Namespace Support in the DOM
The XML Document Object Model (DOM) is completely namespace-aware. Only namespace-aware XML documents are supported. The World Wide Web Consortium (W3C) specifies that DOM applications that implement Level 1 can be non-namespace-aware, and DOM Level 2 features are namespace-aware. However, all features in the XML DOM are namespace-aware, regardless if the method is from the Level 1 or Level 2 DOM Recommendation.
For example, in a non-namespace-aware setting, calling setAttribute("A:b", "123")
, as specified in the DOM Level 1 Recommendation, does not result in an attribute with a prefix of A
and a local name of b
. It would result in an attribute with the value A:b
.
In a namespace-aware environment, the call to the DOM Level 2 setAttribute("A:b", "123")
results in an attribute with a prefix of A
and a local name of b
. This is how the Microsoft .NET Framework DOM works.

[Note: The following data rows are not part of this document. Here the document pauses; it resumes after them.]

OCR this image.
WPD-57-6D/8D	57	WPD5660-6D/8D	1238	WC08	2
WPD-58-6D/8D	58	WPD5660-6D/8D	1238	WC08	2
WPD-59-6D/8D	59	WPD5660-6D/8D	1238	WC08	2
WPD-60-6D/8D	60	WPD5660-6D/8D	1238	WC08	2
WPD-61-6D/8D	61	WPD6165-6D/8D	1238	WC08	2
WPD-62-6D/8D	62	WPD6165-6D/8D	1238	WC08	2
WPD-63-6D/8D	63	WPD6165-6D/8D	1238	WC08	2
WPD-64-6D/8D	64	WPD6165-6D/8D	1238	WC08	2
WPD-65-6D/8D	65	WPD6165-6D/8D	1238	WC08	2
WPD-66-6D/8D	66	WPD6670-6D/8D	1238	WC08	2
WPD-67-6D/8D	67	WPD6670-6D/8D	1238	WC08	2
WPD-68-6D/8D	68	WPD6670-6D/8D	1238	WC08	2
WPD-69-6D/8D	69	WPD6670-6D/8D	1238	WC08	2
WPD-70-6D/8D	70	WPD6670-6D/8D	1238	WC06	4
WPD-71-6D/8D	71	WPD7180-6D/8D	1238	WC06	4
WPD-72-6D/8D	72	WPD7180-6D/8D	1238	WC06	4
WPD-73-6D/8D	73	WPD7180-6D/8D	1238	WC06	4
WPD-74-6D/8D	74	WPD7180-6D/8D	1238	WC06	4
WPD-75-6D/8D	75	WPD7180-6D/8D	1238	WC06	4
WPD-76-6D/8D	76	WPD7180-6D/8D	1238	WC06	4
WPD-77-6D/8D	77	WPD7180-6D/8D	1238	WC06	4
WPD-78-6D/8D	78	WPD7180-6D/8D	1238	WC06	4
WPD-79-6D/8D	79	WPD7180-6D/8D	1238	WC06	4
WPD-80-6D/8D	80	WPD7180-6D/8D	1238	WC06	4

Therefore, for all methods that take a name parameter, these methods also take a prefix to qualify the name. The name parameter, such as the A:b
in the setAttribute DOM Level 1 method, is parsed as follows:
If there are no colon (:) characters, then the local name is set to the
name
parameter, and the prefix and NamespaceURI are empty strings.If a colon is found, then the name is split into two parts based on the position of the first colon character. The prefix is set to the string found before the colon, and local name is set to the string found after the colon. For methods that do not take a NamespaceURI value, the NamespaceURI is not resolved and remains set to empty string. Otherwise, the NamespaceURI is set to the string passed to the method. If the prefix is undefined, then the Save method and InnerXml and OuterXml properties fail.